A journey to the cross is a journey to repentance. It’s a journey to deep personal change. Will you take this journey with me?
Date: Five forty-five in the morning, Friday, April 7 A.D.
In today’s reading, a messenger from Pontius Pilate arrives at the home of Marcus Longinus, the Roman centurion, with the news that Jesus has been arrested.
“Sir, I have just come from the governor. You are to report to the Praetorium immediately. Jesus of Nazareth has been arrested. The high priest has brought him before the governor for judgment.”
“Is that so?” I said in a state of consternation. “Who sent you?”
“The governor himself. He said you were familiar with the Galilean.”
I blew a short puff of air through my nostrils. All of Jerusalem was somewhat familiar with the Galilean.
“So he wants me there immediately?”
“Immediately, sir.” He shifted from one foot to the other and then, as if to justify this response, he added, “The high priest and a big delegation, maybe three hundred men, maybe more, arrived at the palace door at first light. They had the prisoner—Jesus—with them.”
“Tell the governor I’m on my way.”
With a quick nod of my head, I dismissed the messenger. Instantly he turned and began his run back to the governor’s residence. I took one step back inside the gate and began barking orders.
“You, you, and you!” I stabbed my index finger in the direction of the most dressed and prepared-looking soldiers. “Strap on your swords and follow me. Now!”
Then, addressing the other soldiers, I announced, “The rest of you, meet me at the Praetorium as soon as you are ready.”
“Claudius”—I nodded in his direction—“you are in charge. I’ll give everyone their assignment for the day when they get there.”
I stepped back through the gate and began covering the ground with long, quick strides. My three recruits had to run to catch up. With each stride a new thought came jogging into my head. Stupid Arius! Why didn’t he tell me the messenger was from Pilate? I would have moved a good deal faster.
Obviously my concerns about the prophet had moved up the chain of command. Flavio must have informed Pilate about my worries and the actions I had taken, hence this unusual move—a direct summons by the governor. I harbored the hope that he would consult directly with me on the matter. Three hundred men! Three hundred men at first light? The Weasel must have had a busy night. It takes a good deal of effort to set your troops in array. Caiaphas must have been hatching this plot for a good long while.
But the Weasel caught his prey! What a sweet bit of treachery that must have been. I wondered how he pulled that off. Now the high priest would move in for the kill. We would see if he could slaughter his own Passover lamb. The people! If the pilgrims, especially the Galilean pilgrims, knew their Messiah had been seized, there could be a mass revolt. That must be why the Weasel had done his dirty work in the dark of the night. And furthermore, he had played out this drama at the zenith of the festival, while minds and hearts were on faith, home, and family. Here was a cunning scheme worthy of the Fox, played out by the Weasel.

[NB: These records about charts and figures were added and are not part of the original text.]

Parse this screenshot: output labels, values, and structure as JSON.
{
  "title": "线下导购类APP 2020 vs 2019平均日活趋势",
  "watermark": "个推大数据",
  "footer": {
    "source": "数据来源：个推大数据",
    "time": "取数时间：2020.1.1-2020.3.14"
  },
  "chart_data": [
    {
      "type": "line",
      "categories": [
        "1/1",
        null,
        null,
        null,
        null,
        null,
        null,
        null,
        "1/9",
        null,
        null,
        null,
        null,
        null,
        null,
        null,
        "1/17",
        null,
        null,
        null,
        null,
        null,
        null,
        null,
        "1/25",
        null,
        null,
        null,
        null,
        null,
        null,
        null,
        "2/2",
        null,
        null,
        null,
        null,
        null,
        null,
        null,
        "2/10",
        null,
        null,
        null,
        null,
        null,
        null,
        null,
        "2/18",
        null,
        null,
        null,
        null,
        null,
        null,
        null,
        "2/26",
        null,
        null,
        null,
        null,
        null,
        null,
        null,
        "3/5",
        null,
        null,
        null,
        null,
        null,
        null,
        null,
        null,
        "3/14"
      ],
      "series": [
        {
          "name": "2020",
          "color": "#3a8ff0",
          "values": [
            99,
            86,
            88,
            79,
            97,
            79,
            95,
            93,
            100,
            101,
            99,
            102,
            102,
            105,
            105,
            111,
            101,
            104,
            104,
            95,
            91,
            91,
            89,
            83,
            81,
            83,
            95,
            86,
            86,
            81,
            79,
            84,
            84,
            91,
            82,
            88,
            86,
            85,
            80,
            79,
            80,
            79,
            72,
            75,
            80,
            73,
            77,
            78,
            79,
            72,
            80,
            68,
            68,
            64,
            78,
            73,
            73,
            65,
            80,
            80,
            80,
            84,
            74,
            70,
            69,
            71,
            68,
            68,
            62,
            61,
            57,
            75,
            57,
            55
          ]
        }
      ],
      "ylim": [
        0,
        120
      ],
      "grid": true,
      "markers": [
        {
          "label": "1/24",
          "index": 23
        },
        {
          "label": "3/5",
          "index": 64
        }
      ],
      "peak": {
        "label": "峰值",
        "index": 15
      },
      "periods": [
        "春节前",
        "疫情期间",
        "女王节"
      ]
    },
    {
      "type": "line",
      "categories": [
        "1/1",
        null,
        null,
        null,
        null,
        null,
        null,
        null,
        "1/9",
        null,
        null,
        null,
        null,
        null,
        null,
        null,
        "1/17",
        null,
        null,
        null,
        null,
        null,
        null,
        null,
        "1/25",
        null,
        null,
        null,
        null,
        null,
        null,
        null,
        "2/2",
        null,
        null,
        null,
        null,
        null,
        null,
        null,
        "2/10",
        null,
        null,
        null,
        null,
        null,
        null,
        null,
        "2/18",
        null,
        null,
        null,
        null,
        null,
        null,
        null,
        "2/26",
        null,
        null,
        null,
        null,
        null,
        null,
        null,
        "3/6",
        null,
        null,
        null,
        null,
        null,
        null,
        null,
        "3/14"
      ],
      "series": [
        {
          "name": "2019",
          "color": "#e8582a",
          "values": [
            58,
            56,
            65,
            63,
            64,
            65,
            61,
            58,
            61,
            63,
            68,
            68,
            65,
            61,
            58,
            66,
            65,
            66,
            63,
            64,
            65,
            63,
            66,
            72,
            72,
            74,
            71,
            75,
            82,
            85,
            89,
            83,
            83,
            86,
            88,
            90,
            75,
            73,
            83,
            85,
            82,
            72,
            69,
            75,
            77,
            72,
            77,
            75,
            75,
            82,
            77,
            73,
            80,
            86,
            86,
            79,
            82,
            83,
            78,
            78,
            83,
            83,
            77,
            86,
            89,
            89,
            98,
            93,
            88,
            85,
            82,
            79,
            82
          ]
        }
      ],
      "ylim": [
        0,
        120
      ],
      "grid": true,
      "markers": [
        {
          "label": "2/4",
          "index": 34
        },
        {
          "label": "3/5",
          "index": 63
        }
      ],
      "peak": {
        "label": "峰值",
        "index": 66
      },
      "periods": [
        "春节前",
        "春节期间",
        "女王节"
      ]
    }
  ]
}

Undoubtedly most of the population would still be unaware of these developments, even as I had been caught off guard. Off guard but not surprised. I could smell this coming.
My conversation with Renaldo at the bathhouse came echoing back. It gave me an eerie feeling knowing I had spoken like some prophetic oracle. It made me wonder from where that insight had really come.
“By Jupiter! I forgot the spikes.” I wheeled around while reaching out my hand to halt the soldier at my side. Addressing him directly, I said, “I forgot them—the spikes. They’re in a pouch hanging on a peg in my bedchamber. My wife, she’ll know where they are. Ask her to get the pouch for you. Then bring it to me at the Praetorium. Oh, and tell the other men to hurry. This is urgent.” I fixed my eyes on him to stress the importance of this last statement and then added, “Now run.”